Как хорошо получилось, что родина от меня на востоке, что, стоя перед иконами алтарей и перед домашним иконостасом, я обращаюсь не просто к ожиданию Пришествия Христова, но и к родине.
Как царственно сияли эти четыре дня, как, думаю, отдыхал мой ангел-хранитель, зная, что на родине ничего со мною, кроме хорошего, не случится. Вот я сижу в теплоте и темноте прохладной ночи около окна, на которое не смел и глянуть сорок лет назад. Сорок! Взмах ресниц, как говорят на Востоке. Цокали где-то по асфальту каблучки, конечно, красавицы; далеко на окраине внезапно трещала бензопила и глохла, пропархивали мотоциклы, и снова успокаивалась тишина. Даже петухи не кричали, а отмечались вполголоса. Я замирал, сливаясь с тишиной, с селом, со звездами и новой луной над ним, и не было ничего на свете, кроме моего села. Нет, не хочу даже думать, что с Кильмезью может что-то случиться, нет, она вне времен. Она одна такая, она легко, по праву своей красоты, сохранится хотя бы для того, чтобы люди знали, каким должно быть русское селение.
Как милосердие валил меня сон в номере на втором этаже гостиницы, но уже раным-рано я вставал и шел, ступая неотдохнувшими, гудящими ногами по пустому селу. Все откликалось мне: особенно старые заборы, серебряные крыши, знакомые дома. Кто-то останавливал, с кем-то говорил, но настолько это все было неважно, главное было - я в Кильмези. Это как с любимой: разве важно, о чем говоришь, лишь бы любимая была рядом. Я боялся громко ступать, причинить боль земле родины, нагибался и гладил ладошкой подорожник.

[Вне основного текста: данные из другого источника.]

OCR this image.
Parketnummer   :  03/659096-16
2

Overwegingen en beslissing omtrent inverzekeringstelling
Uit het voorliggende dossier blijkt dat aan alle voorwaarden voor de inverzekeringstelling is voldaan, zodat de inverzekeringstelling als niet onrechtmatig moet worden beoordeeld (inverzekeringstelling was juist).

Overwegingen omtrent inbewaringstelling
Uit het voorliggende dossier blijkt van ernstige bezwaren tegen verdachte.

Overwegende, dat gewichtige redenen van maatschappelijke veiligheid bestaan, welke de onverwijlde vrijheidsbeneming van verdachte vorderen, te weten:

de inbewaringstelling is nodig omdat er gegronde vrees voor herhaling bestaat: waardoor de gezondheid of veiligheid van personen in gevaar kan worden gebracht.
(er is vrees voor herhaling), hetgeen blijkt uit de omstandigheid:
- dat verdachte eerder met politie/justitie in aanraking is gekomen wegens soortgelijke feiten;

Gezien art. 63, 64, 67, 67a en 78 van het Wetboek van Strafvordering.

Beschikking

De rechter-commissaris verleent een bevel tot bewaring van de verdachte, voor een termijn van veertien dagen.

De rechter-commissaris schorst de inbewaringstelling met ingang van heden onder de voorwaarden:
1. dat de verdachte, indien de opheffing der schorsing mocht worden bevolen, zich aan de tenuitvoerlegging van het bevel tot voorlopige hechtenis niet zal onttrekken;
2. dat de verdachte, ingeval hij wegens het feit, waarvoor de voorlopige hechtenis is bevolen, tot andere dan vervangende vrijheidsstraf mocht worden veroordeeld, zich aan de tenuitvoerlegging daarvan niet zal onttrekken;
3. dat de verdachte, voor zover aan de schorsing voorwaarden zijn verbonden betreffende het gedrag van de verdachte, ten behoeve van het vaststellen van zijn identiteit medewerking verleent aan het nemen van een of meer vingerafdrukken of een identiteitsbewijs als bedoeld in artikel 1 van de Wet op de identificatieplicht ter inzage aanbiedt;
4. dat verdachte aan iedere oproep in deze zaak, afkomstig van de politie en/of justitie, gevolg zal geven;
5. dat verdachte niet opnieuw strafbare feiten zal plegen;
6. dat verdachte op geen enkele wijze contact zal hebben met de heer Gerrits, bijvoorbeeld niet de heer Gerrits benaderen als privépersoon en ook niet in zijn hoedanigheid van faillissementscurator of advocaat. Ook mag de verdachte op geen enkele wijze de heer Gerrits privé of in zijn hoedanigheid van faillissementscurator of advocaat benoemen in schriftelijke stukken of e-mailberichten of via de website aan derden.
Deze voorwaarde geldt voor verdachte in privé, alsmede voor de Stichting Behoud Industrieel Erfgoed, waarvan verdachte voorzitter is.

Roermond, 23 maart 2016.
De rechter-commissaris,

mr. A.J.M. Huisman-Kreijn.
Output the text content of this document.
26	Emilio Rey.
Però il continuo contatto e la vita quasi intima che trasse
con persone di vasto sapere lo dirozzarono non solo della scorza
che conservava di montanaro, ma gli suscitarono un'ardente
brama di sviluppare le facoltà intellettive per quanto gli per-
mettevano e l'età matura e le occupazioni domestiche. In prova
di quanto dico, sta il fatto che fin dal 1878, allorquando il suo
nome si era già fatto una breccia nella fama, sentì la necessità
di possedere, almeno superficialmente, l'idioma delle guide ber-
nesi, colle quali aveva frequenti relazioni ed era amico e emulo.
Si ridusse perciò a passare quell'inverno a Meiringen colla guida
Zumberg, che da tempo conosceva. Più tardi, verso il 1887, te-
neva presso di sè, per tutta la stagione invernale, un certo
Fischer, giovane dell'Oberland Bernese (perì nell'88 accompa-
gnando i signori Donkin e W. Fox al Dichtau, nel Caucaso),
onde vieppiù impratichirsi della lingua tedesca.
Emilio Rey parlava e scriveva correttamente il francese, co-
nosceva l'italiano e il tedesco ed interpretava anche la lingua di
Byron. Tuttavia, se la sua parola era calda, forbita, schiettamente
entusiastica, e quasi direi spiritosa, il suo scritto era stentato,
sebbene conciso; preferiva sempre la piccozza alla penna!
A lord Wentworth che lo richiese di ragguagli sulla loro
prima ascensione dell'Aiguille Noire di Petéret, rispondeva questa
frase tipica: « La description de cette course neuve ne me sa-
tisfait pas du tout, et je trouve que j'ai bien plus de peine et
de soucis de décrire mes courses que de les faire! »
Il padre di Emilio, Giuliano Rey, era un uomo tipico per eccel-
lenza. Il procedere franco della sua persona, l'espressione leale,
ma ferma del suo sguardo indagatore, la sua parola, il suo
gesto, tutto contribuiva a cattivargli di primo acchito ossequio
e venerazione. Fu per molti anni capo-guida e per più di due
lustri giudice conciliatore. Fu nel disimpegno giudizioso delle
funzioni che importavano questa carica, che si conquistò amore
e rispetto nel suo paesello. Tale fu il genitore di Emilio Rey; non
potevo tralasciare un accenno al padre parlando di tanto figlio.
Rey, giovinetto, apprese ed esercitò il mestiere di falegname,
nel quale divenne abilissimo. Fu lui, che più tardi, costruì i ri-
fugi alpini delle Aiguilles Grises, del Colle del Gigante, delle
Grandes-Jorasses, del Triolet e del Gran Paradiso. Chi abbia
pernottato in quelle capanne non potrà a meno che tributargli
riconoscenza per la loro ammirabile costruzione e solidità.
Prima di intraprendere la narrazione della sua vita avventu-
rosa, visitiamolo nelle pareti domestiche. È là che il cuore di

Конечно, первое, что я надеялся свершить в Кильмези и свершил, -это причастился, отстоял литургию. Второе - пошел на кладбище.
И долго искал могилки дедушки и бабушки. И отчаялся и взмолился: «Бабушка, ну где же ты?» - и открылся крест с надписью. А вот и дедушка. Это по отцу.
А день спустя был на могилках дедушки и бабушки по маме. И тоже долго искал, и тоже взмолился, и тоже нашел. И пал на могилку, и долго и счастливо плакал... Дай Бог доброго здоровья отцу Александру: мы отслужили в память об ушедших от нас панихидку.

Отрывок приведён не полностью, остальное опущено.